"It's an open secret in our profession that you don't let the facts get in the way of a great story," says RFT editor Tom Finkel. "Usually we have to teach our writers that. But with Jayson, we've got a rare natural talent -- a writer who's more than ready to hit the ground running when it comes to writing complete and utter balderdash."
Finkel -- who grew up in St. Louis but left the River City in the mid-'80s -- says that since coming to the RFT in March, he's been struck by how little the city has changed.
And that's not a good thing, he adds.
"We were looking for a writer who can get unbelievable scoops, and when the New York Times busted Jayson, well, it was like some killer-tasting barbecue sauce fell out of the sky and landed right on our plate of ribs."
Included among Blair's early assignments will be reporting on a twenty-foot woolly mammoth that has been throwing cars off the Poplar Street Bridge, Nelson Mandela's intent to file for Dick Gephardt's soon-to-be-vacated congressional seat and Leonardo DiCaprio's recent residential relocation from Beverly Hills, California to the North County suburb of Beverly Hills, Missouri.
"I've spoken extensively with Jayson, and he says he's been to St. Louis once or twice," says Finkel. "I'm not sure I believe him, but I figure he's got a good seven or eight years' worth of fake stories in him, in any case."
Sources at the paper tell Worm that the RFT also put in a bid to hire liar-turned-novelist Stephen Glass. Glass, who cut his teeth faking stories at the New Republic in the late '90s, purportedly balked at the prospect of St.

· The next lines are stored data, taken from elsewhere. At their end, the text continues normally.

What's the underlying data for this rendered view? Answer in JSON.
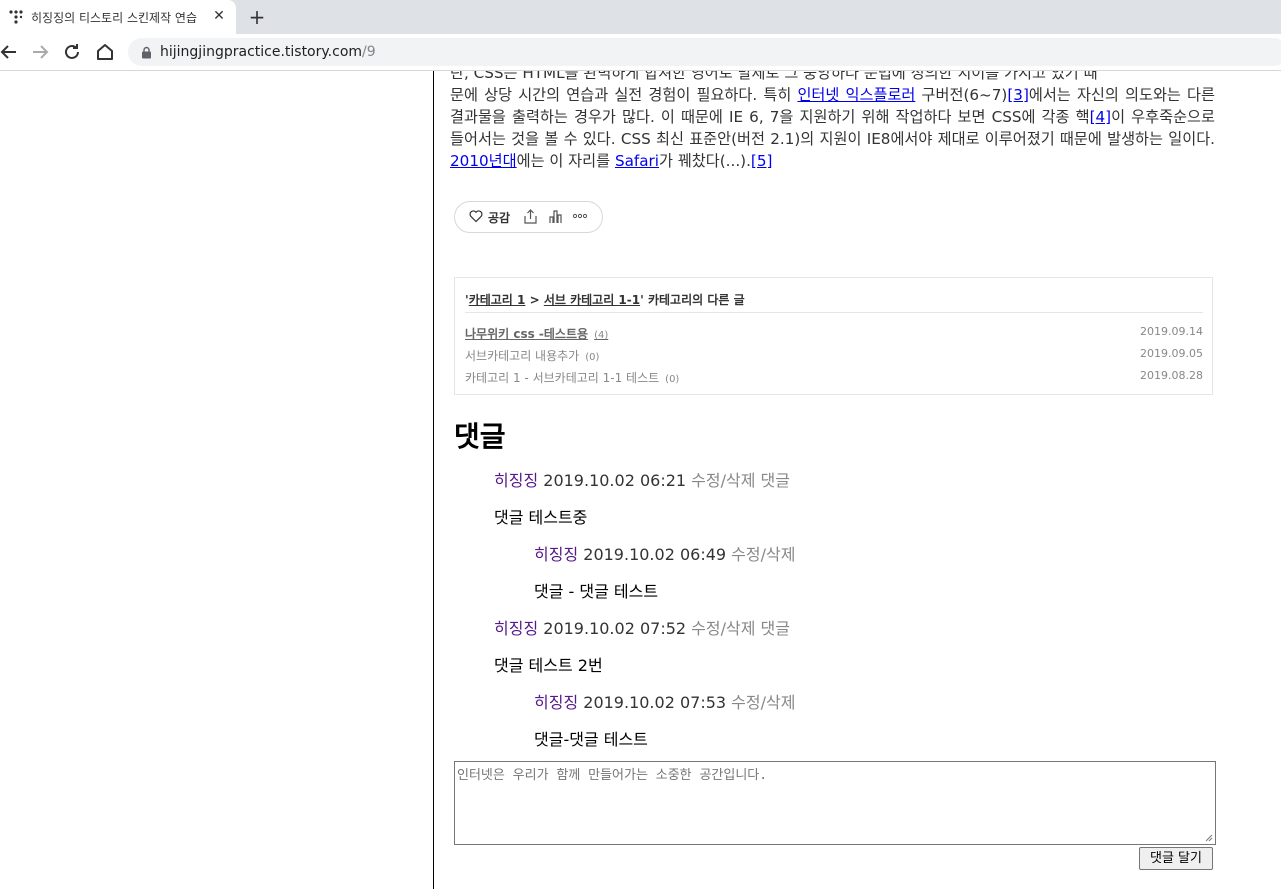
{
  "browser": {
    "tab_title": "히징징의 티스토리 스킨제작 연습",
    "url_host": "hijingjingpractice.tistory.com",
    "url_path": "/9"
  },
  "article": {
    "line1": "란, CSS는 HTML을 완벽하게 합쳐한 영어로 발제로 그 중앙하다 문법에 정의한 치이를 가지고 있기 때",
    "seg_a": "문에 상당 시간의 연습과 실전 경험이 필요하다. 특히 ",
    "link_ie": "인터넷 익스플로러",
    "seg_b": " 구버전(6~7)",
    "ref3": "[3]",
    "seg_c": "에서는 자신의 의도와는 다른 결과물을 출력하는 경우가 많다. 이 때문에 IE 6, 7을 지원하기 위해 작업하다 보면 CSS에 각종 핵",
    "ref4": "[4]",
    "seg_d": "이 우후죽순으로 들어서는 것을 볼 수 있다. CSS 최신 표준안(버전 2.1)의 지원이 IE8에서야 제대로 이루어졌기 때문에 발생하는 일이다. ",
    "link_2010": "2010년대",
    "seg_e": "에는 이 자리를 ",
    "link_safari": "Safari",
    "seg_f": "가 꿰찼다(...).",
    "ref5": "[5]"
  },
  "actions": {
    "like_label": "공감"
  },
  "related": {
    "quote_open": "'",
    "cat1": "카테고리 1",
    "sep": " > ",
    "cat2": "서브 카테고리 1-1",
    "suffix": "' 카테고리의 다른 글",
    "items": [
      {
        "title": "나무위키 css -테스트용",
        "count": "(4)",
        "date": "2019.09.14"
      },
      {
        "title": "서브카테고리 내용추가",
        "count": "(0)",
        "date": "2019.09.05"
      },
      {
        "title": "카테고리 1 - 서브카테고리 1-1 테스트",
        "count": "(0)",
        "date": "2019.08.28"
      }
    ]
  },
  "comments": {
    "heading": "댓글",
    "list": [
      {
        "author": "히징징",
        "time": "2019.10.02 06:21",
        "actions": "수정/삭제 댓글",
        "body": "댓글 테스트중"
      },
      {
        "author": "히징징",
        "time": "2019.10.02 06:49",
        "actions": "수정/삭제",
        "body": "댓글 - 댓글 테스트"
      },
      {
        "author": "히징징",
        "time": "2019.10.02 07:52",
        "actions": "수정/삭제 댓글",
        "body": "댓글 테스트 2번"
      },
      {
        "author": "히징징",
        "time": "2019.10.02 07:53",
        "actions": "수정/삭제",
        "body": "댓글-댓글 테스트"
      }
    ],
    "placeholder": "인터넷은 우리가 함께 만들어가는 소중한 공간입니다.",
    "submit_label": "댓글 달기"
  }
}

Louis' legendarily hellish summers.
Finkel would not confirm or deny the paper's pursuit of Glass. But he notes of the Blair hire, "One of the things we're trying to do around here is to challenge readers. And what better way to challenge people than to constantly make them decide what's real and what's not? We may even have Jayson write a real story every once in a while, just to keep everybody on their toes."
Blair, who had resigned himself to the idea that he'd be spending the rest of his working days hawking chicken fingers and Mr. Pibb, says he's thrilled to be coming to the award-winning St. Louis publication.
"I knew having the New York Times on my résumé would pay off one day," says Blair. "Of course, my résumé also says I was CEO of Hitachi and founder of the Chrysler Corporation."